Contractual Obligations
The following table summarizes our contractual obligations as of November 30, 2012 (in millions):
Payment Due by Period
Total Less than
1 year 1-3 years 3-5 years More than
5 years
Notes......................................................................... $ 1,869.5 $ 62.3 $ 714.8 $ 85.5 $ 1,006.9
Operating lease obligations....................................... 246.1 47.3 73.0 46.7 79.1
Capital lease obligations ........................................... 13.2 11.4 1.8
Purchase obligations ................................................. 342.2 256.4 46.5 27.3 12.0
Total ........................................................................ $ 2,471.0 $ 377.4 $ 836.1 $ 159.5 $ 1,098.0
Senior Notes
In February 2010, we issued $600.0 million of 3.25% senior notes due February 1, 2015 and $900.0 million of 4.75% senior
notes due February 1, 2020. Interest on the Notes is payable semi-annually, in arrears on February 1 and August 1, commencing
on August 1, 2010. During fiscal 2012 interest payments totaled $62.3 million. At November 30, 2012, our maximum commitment
for interest payments under the Notes was $369.4 million.
Capital Lease Obligation
In June 2010, we entered into a sale-leaseback agreement to sell equipment totaling $32.2 million and leaseback the same
equipment over a period of 43 months. This transaction was classified as a capital lease obligation and was recorded at fair value.
Covenants
Our credit facility contains a financial covenant requiring us not to exceed a maximum leverage ratio. Our Almaden Tower
lease includes certain financial ratios as defined in the lease agreements that are reported to the lessors quarterly. As of November 30,
2012, we were in compliance with all of our covenants. We believe these covenants will not impact our credit or cash in the coming
fiscal year or restrict our ability to execute our business plan. Our Notes do not contain any financial covenants.

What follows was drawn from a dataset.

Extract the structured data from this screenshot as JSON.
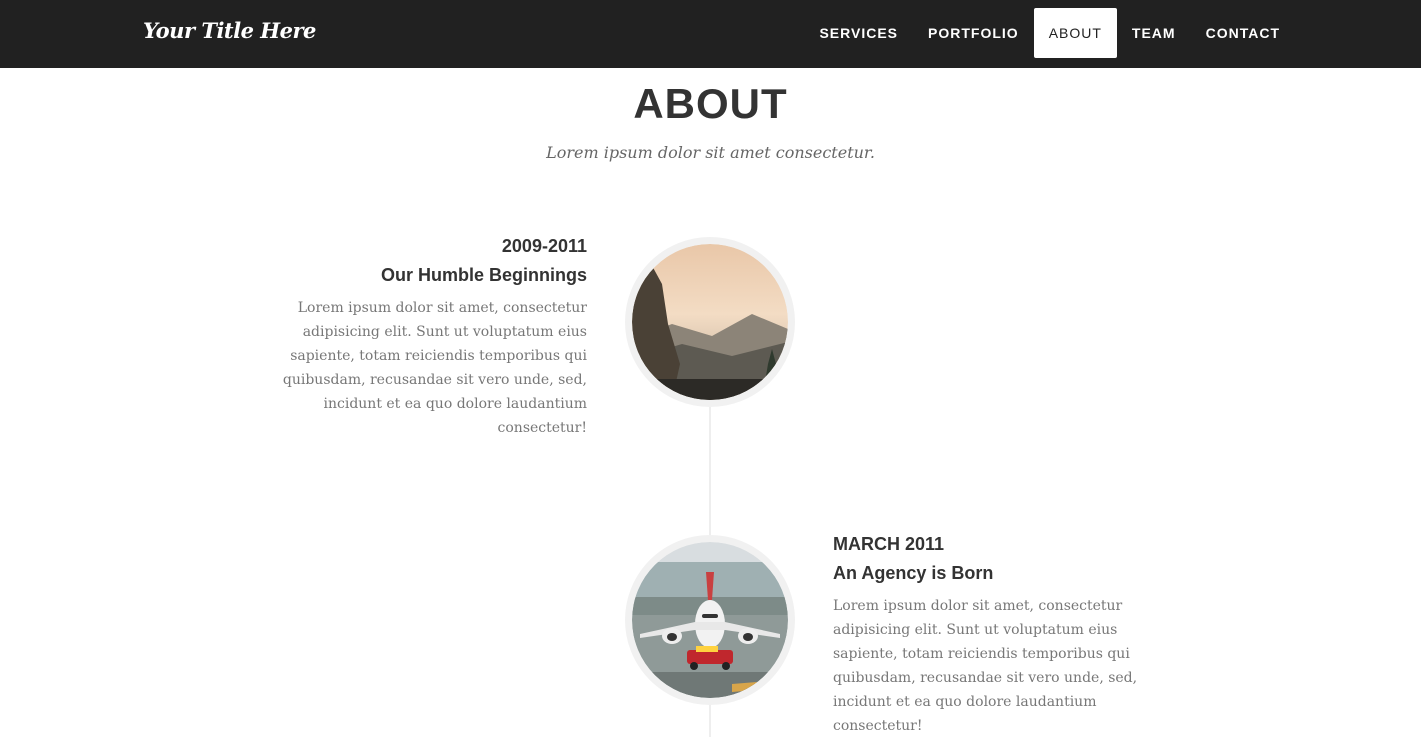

Under the terms of our credit agreement and lease agreements, we are not prohibited from paying cash dividends unless
payment would trigger an event of default or one currently exists. We do not anticipate paying any cash dividends in the foreseeable
future.
Accounting for Uncertainty in Income Taxes
The gross liability for unrecognized tax benefits at November 30, 2012 was $160.5 million, exclusive of interest and
penalties.
The timing of the resolution of income tax examinations is highly uncertain as are the amounts and timing of tax payments
that are part of any audit settlement process. These events could cause large fluctuations in the balance sheet classification of
current and non-current assets and liabilities. We believe that within the next 12 months, it is reasonably possible that either certain
audits will conclude or statutes of limitations on certain income tax examination periods will expire, or both. Given the uncertainties
described above, we can only determine a range of estimated potential decreases in underlying unrecognized tax benefits ranging
from $0 to approximately $5 million.
Royalties
We have certain royalty commitments associated with the shipment and licensing of certain products. Royalty expense is
generally based on a dollar amount per unit shipped or a percentage of the underlying revenue.